Creating a Comfortable Scale - pages 48 and 49 (part of a larger article).  Here you will see interior cut away plans of two levels of a 9,394 square foot home.  The task set before the designer was to create areas of comfortable scale within larger areas of two levels of the home.  There are also photos of the areas so you can see the plan, arrangement and finished product.

Lessons In Civic Style - (pages 50-55)  Photos and relevant elements of how an architect developed a home in Atlanta that had to fit the need of the client and the area it was built it.  It was built in an area that connects a historical area and a high rish office building area.  The interior and exterior needs are explained and what the architect designed to meet them.  Again, you see the cut away plans and the key areas defined so you can see how they function and work together.  There is also a question and answer section with the builder.  To tie it all together there is, on page 121, a resources section that lists the sources of most of the materials used in the home.  You lose much of the value of what is provided it you look at it as a simple list without doing some digging by going to some of the websites listed and seeing who they are and what they offer.  If you will do this you will start to gain an understanding of how materials are selected and put together and also start to appreciate what an excellent magazine it is and what it has to offer you.

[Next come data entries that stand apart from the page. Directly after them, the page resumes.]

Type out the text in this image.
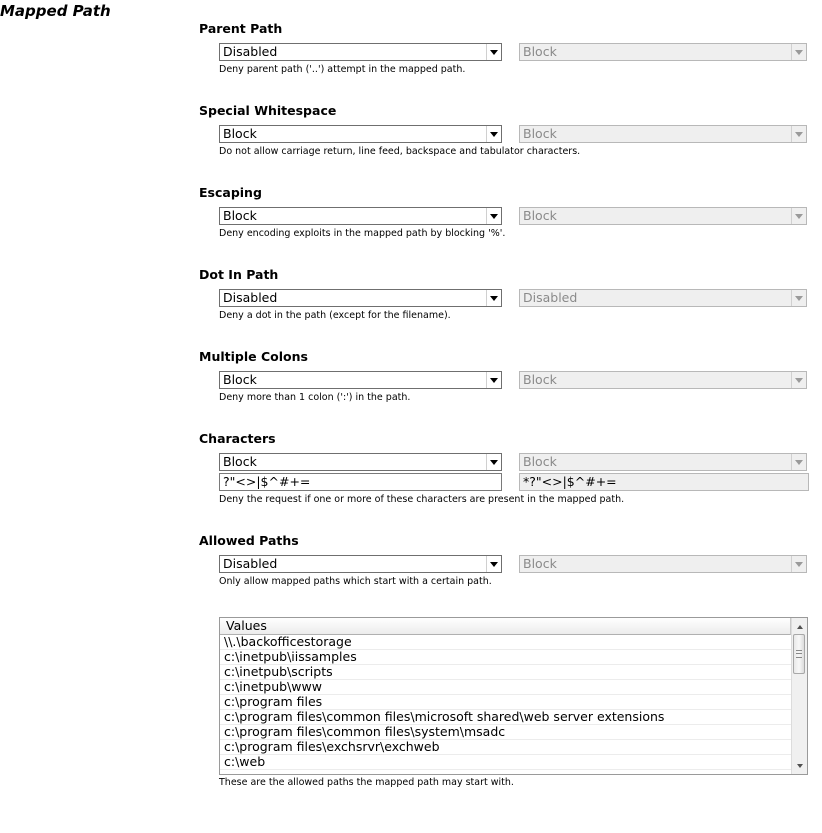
Mapped Path
Parent Path
Disabled	Block
Deny parent path ('..') attempt in the mapped path.
Special Whitespace
Block	Block
Do not allow carriage return, line feed, backspace and tabulator characters.
Escaping
Block	Block
Deny encoding exploits in the mapped path by blocking '%'.
Dot In Path
Disabled	Disabled
Deny a dot in the path (except for the filename).
Multiple Colons
Block	Block
Deny more than 1 colon (':') in the path.
Characters
Block	Block
?"<>|$^#+=	*?"<>|$^#+=
Deny the request if one or more of these characters are present in the mapped path.
Allowed Paths
Disabled	Block
Only allow mapped paths which start with a certain path.
Values
\\.\backofficestorage
c:\inetpub\iissamples
c:\inetpub\scripts
c:\inetpub\www
c:\program files
c:\program files\common files\microsoft shared\web server extensions
c:\program files\common files\system\msadc
c:\program files\exchsrvr\exchweb
c:\web
These are the allowed paths the mapped path may start with.
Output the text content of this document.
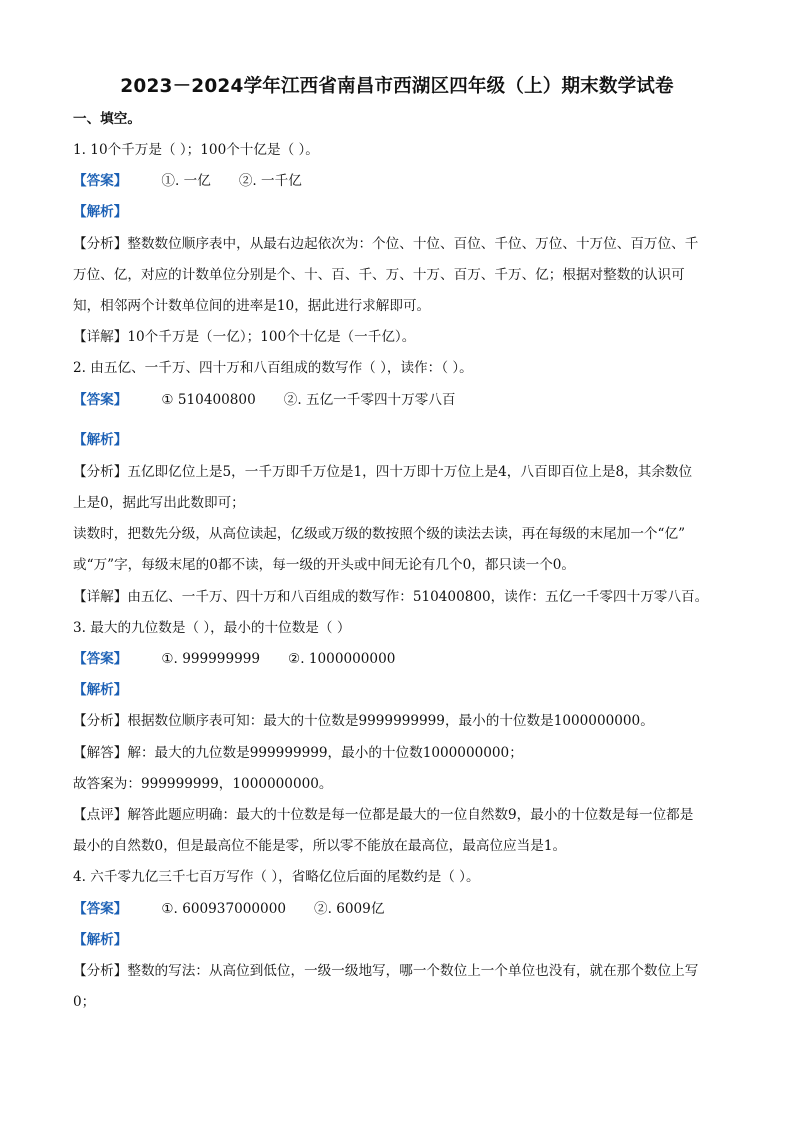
2023－2024学年江西省南昌市西湖区四年级（上）期末数学试卷
一、填空。
1. 10个千万是（ ）；100个十亿是（ ）。
【答案】	①. 一亿 ②. 一千亿
【解析】
【分析】整数数位顺序表中，从最右边起依次为：个位、十位、百位、千位、万位、十万位、百万位、千
万位、亿，对应的计数单位分别是个、十、百、千、万、十万、百万、千万、亿；根据对整数的认识可
知，相邻两个计数单位间的进率是10，据此进行求解即可。
【详解】10个千万是（一亿）；100个十亿是（一千亿）。
2. 由五亿、一千万、四十万和八百组成的数写作（ ），读作：（ ）。
【答案】	① 510400800 ②. 五亿一千零四十万零八百
【解析】
【分析】五亿即亿位上是5，一千万即千万位是1，四十万即十万位上是4，八百即百位上是8，其余数位
上是0，据此写出此数即可；
读数时，把数先分级，从高位读起，亿级或万级的数按照个级的读法去读，再在每级的末尾加一个“亿”
或“万”字，每级末尾的0都不读，每一级的开头或中间无论有几个0，都只读一个0。
【详解】由五亿、一千万、四十万和八百组成的数写作：510400800，读作：五亿一千零四十万零八百。
3. 最大的九位数是（ ），最小的十位数是（ ）
【答案】	①. 999999999 ②. 1000000000
【解析】
【分析】根据数位顺序表可知：最大的十位数是9999999999，最小的十位数是1000000000。
【解答】解：最大的九位数是999999999，最小的十位数1000000000；
故答案为：999999999，1000000000。
【点评】解答此题应明确：最大的十位数是每一位都是最大的一位自然数9，最小的十位数是每一位都是
最小的自然数0，但是最高位不能是零，所以零不能放在最高位，最高位应当是1。
4. 六千零九亿三千七百万写作（ ），省略亿位后面的尾数约是（ ）。
【答案】	①. 600937000000 ②. 6009亿
【解析】
【分析】整数的写法：从高位到低位，一级一级地写，哪一个数位上一个单位也没有，就在那个数位上写
0；
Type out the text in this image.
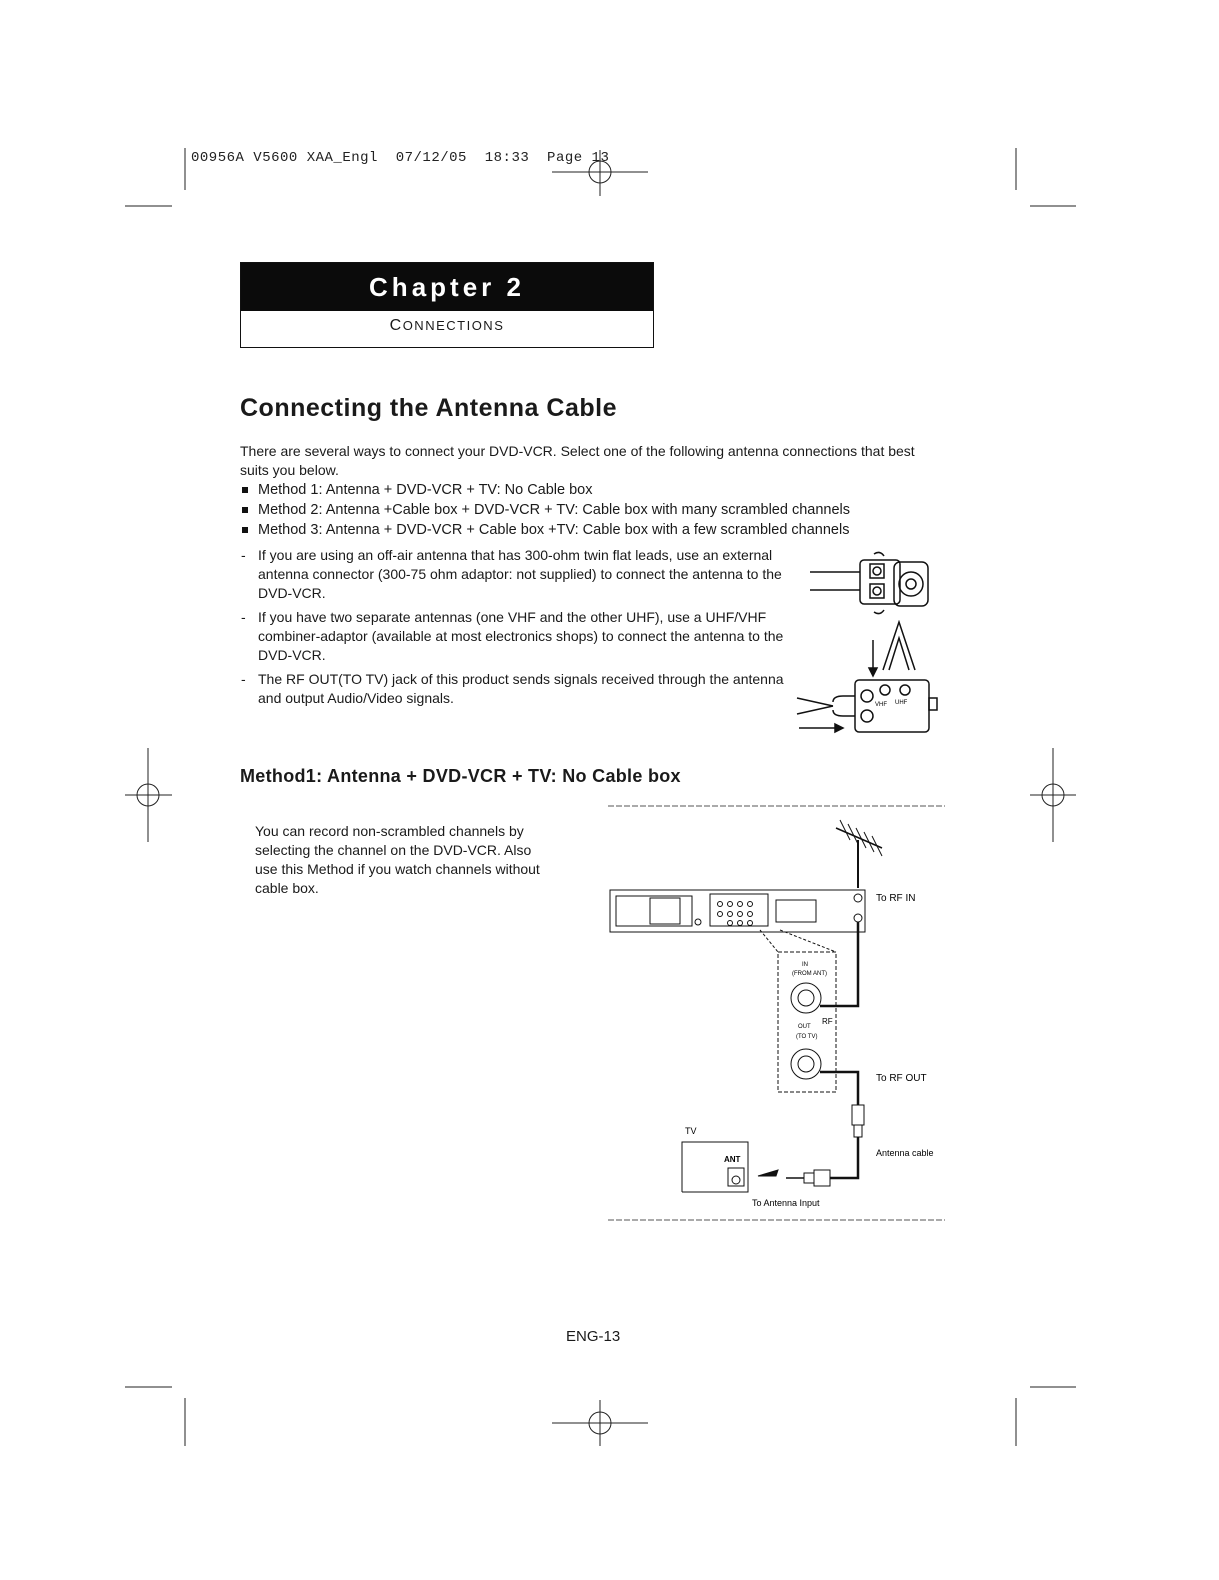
00956A V5600 XAA_Engl  07/12/05  18:33  Page 13
Chapter 2
CONNECTIONS
Connecting the Antenna Cable
There are several ways to connect your DVD-VCR. Select one of the following antenna connections that best suits you below.
Method 1: Antenna + DVD-VCR + TV: No Cable box
Method 2: Antenna +Cable box + DVD-VCR + TV: Cable box with many scrambled channels
Method 3: Antenna + DVD-VCR + Cable box +TV: Cable box with a few scrambled channels
- If you are using an off-air antenna that has 300-ohm twin flat leads, use an external antenna connector (300-75 ohm adaptor: not supplied) to connect the antenna to the DVD-VCR.
- If you have two separate antennas (one VHF and the other UHF), use a UHF/VHF combiner-adaptor (available at most electronics shops) to connect the antenna to the DVD-VCR.
- The RF OUT(TO TV) jack of this product sends signals received through the antenna and output Audio/Video signals.	VHF UHF
Method1: Antenna + DVD-VCR + TV: No Cable box
You can record non-scrambled channels by selecting the channel on the DVD-VCR. Also use this Method if you watch channels without cable box.
To RF IN
To RF OUT
Antenna cable
To Antenna Input
TV
ANT
IN
(FROM ANT)
OUT
(TO TV)
RF
ENG-13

There are four other homes presented that break down their designs as well.  If you purchase the magazine and really dig into each article you will learn more about design, style, color and other elements of putting a home together in a short period of them than you might think possible.  Furthermore, you have the luxury of taking just one article at a time and digesting what it has to offer rather than trying to get a text book understanding of all that an entire book presents.  Do this and it won’t be long before you no longer think of yourself as an outsider looking in.